Ольга считает, что я должен сходить к Мурмельштейну. Спросить, не знает ли он что-нибудь о фильме. Но к нему теперь хотят попасть все. В театр пришел новый художественный руководитель, и актеры выстроились в очередь к его кабинету. Сейчас будет новое распределение ролей. Новые должностишки.
Я не иду туда. Все, что касается меня, будет вывешено на доске объявлений.
У меня нет сил что-либо предпринимать. Я плохо сплю и еще хуже просыпаюсь. Меня одолевают сновидения. С каждым днем все труднее откопать меня из их завалов. Остатки кошмаров у меня на языке — как противный привкус. Я спросил д-ра Шпрингера, не знает ли он средства против этого, и он ответил:
— Я знаю только одно.
Он имел в виду яд, который он припас для себя. Он приберегает возможность самоубийства, как я в детстве приберегал последний кусочек жаркого. Чтобы всегда иметь впереди что-то приятное.
Для меня бы он тоже раздобыл такое средство, но я его об этом не прошу. Когда придет время, умрешь и так.
К тому времени, когда я с мучениями поднимаюсь наконец с постели, Ольга всегда уже на работе. С каждым днем она все больше худеет. И у нее еще хватает энергии подшучивать над этим.
— Я выгляжу как мой собственный рентгеновский снимок, — сказала она пару дней назад.
Я постарел. Сорок семь лет — и старик. Дорога до отхожего места с каждым днем становится все длиннее. Уже дважды я спотыкался на отсутствующей ступеньке.
Женщина, которая теперь присматривает за бочкой воды, произносит свое «Мойте руки!» так требовательно, будто надеется, что кто-нибудь ей возразит. Чтобы можно было с ним сцепиться в ссоре.
Целый день мне нечего делать. Раньше бы меня это раздражало. Сейчас уже нет.
Пишущую машинку забрали. Больше я ничего не могу изменить в плане монтажа. Но мой вариант хорош. Я верю, что он хорош. Надеюсь. Больше я ничего в этом не понимаю. Я больше ни в чем не понимаю ничего.
План я аккуратно спрятал в нижний ящик из-под маргарина. Пятьдесят две страницы. Тысяча сто сорок восемь ракурсов. Эта пачка бумаги — страховка моей жизни.
Я не знаю, почему работа над фильмом не продолжается. Может, у них совсем другие заботы. Война повернулась не в их пользу. В 1914 году папа купил географическую карту и отмечал на ней линию фронта цветными булавками. Карта, которая понадобилась бы ему сейчас, сокращалась бы с каждым днем.
Дни серые. По туману заметно, что Терезин расположен близко к Эгеру. Я постоянно мерзну, хотя температуры у меня уже нет. Мой внутренний термометр сломался. Все во мне выходит из строя. Я распадаюсь.

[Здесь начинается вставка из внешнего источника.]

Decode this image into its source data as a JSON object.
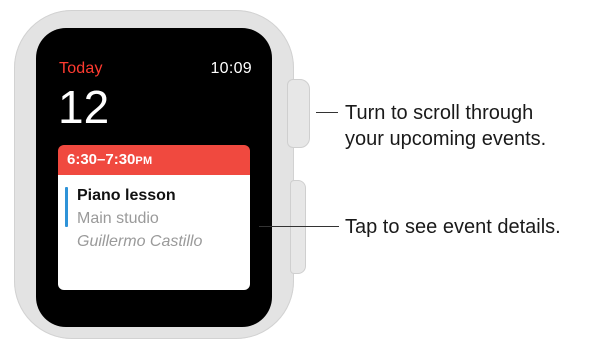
{
  "watch": {
    "screen": {
      "today_label": "Today",
      "time": "10:09",
      "day_number": "12",
      "event": {
        "time_range": "6:30–7:30",
        "time_suffix": "PM",
        "title": "Piano lesson",
        "location": "Main studio",
        "person": "Guillermo Castillo"
      }
    },
    "icons": {
      "digital_crown": "digital-crown-icon",
      "side_button": "side-button-icon"
    }
  },
  "callouts": {
    "crown_line1": "Turn to scroll through",
    "crown_line2": "your upcoming events.",
    "event_text": "Tap to see event details."
  },
  "colors": {
    "accent_red": "#ff3b30",
    "event_header": "#f0493f",
    "calendar_bar": "#2f93d8",
    "case": "#e3e3e3"
  }
}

Порции на раздаче еды становятся все меньше. Это означает, что есть трудности с подвозом продуктов. Даже СС, по слухам, однажды два дня оставалась без свежего хлеба.
«Датчане теперь тоже голодают», — говорит Ольга. Посылки больше не приходят. Или их разворовывают сразу же по прибытии. Шлюздят.
Ольга хочет, чтобы я двигался. Хотя бы раз в день совершал прогулку. От казармы Гениев до казармы Гениев. Но путь так бескончно долог. Терезин стал мне великоват. Не хочется вставать с постели.
Я много думаю о дедушке. Как он лежал под одеялом, и мне пришлось выкурить для него мою первую сигару. Как он смеялся, когда меня вырвало. Как он смеялся потом в последний раз. Иногда мне кажется, что я слышу, как он говорит. Я не забыл его голос. Ни его голос, ни истории, которые он мне рассказывал.